Thomas Brown's picture

I have the book, and Agree.. we all need to show our work, its no good on a hard drive.

Chris Adval's picture

Thanks Peter for sharing that!

I don't know about "showing your work" would get much benefits other than my own website in portfolio/gallery or/and blog posts to a current following. Showing my work in other avenues such as 500px, flickr, and instagram helps to build a following, but as for facebook/groups not that easy especially with the vast majority with rules of not putting any links to any where to build a following. Only thing I benefit from sharing it on facebook groups is hopefully I encourage one to take the extra step and google my name and find my other social media to actually follow my work.

Thomas Brablec's picture

I completely agree that unless people see what you do, your work will hardly ever get "noticed," but "showing your work" is very vague. Personally, I try to post my photographs on social media. I don't feel I have a strong enough portfolio that I could try and get my work hung up on a wall in a cafe or something. When it comes to social media, I just believe it's barely ever up to your skills, your talent or your creativity, but rather just dumb luck.

I can't say my work is fantastic, but I try my best and am willing to grow as a photographer, yet even when I post a photo I feel is one of my best, let's say on Instagram, how would people notice it? Should I add 30 different hashtags, or tag a bunch of other people, or just sit and hope 5 random Instagram users find it and like it?

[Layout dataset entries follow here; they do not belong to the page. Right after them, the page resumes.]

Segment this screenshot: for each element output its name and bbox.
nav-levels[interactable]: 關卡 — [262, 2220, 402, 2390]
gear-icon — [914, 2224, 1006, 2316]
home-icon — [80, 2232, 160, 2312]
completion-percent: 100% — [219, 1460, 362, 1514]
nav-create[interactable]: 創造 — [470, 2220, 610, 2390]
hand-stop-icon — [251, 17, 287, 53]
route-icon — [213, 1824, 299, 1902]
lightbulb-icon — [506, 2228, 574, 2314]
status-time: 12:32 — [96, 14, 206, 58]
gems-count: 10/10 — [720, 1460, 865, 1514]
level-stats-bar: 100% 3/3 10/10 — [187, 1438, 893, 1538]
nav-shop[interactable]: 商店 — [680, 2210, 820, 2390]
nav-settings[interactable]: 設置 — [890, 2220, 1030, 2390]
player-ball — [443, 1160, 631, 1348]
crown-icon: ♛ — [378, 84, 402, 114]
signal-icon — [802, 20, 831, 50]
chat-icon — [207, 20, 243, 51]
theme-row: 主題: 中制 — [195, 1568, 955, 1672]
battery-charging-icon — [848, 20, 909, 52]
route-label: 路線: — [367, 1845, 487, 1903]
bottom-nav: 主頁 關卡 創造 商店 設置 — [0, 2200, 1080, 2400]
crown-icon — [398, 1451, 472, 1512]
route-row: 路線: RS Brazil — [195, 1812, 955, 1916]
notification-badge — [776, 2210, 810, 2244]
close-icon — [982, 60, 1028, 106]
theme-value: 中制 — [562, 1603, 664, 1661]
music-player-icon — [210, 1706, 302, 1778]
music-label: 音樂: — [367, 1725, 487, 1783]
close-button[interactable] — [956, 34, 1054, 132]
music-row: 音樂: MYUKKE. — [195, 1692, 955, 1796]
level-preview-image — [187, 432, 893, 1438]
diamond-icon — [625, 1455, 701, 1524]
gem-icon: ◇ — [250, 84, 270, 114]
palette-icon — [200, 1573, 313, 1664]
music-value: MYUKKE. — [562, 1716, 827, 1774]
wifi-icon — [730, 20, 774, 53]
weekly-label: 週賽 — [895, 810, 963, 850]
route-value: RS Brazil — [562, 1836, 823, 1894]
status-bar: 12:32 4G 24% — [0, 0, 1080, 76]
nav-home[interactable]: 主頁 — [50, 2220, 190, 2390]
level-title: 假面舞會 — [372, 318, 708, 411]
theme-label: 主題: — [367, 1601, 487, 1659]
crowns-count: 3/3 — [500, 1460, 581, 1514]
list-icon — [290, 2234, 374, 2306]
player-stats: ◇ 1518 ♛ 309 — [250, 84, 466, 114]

What I'm trying to say is, unless you show your work to someone that has some sort of power in the field, or get featured as an artist on a site larger than your own, you still might not get what you want, especially in a world where millions use Instagram, and so many students write poetry, and now that 4K, 240fps and video editing apps are in your phone, so many people are trying to "show their work."

In my opinion, social media, such as Instagram, should change the way they work and help promote those who are struggling to get noticed, maybe by creating an Editor's Choice category or such, because what usually shows up in "What You Might Like" are already posts seen by thousands.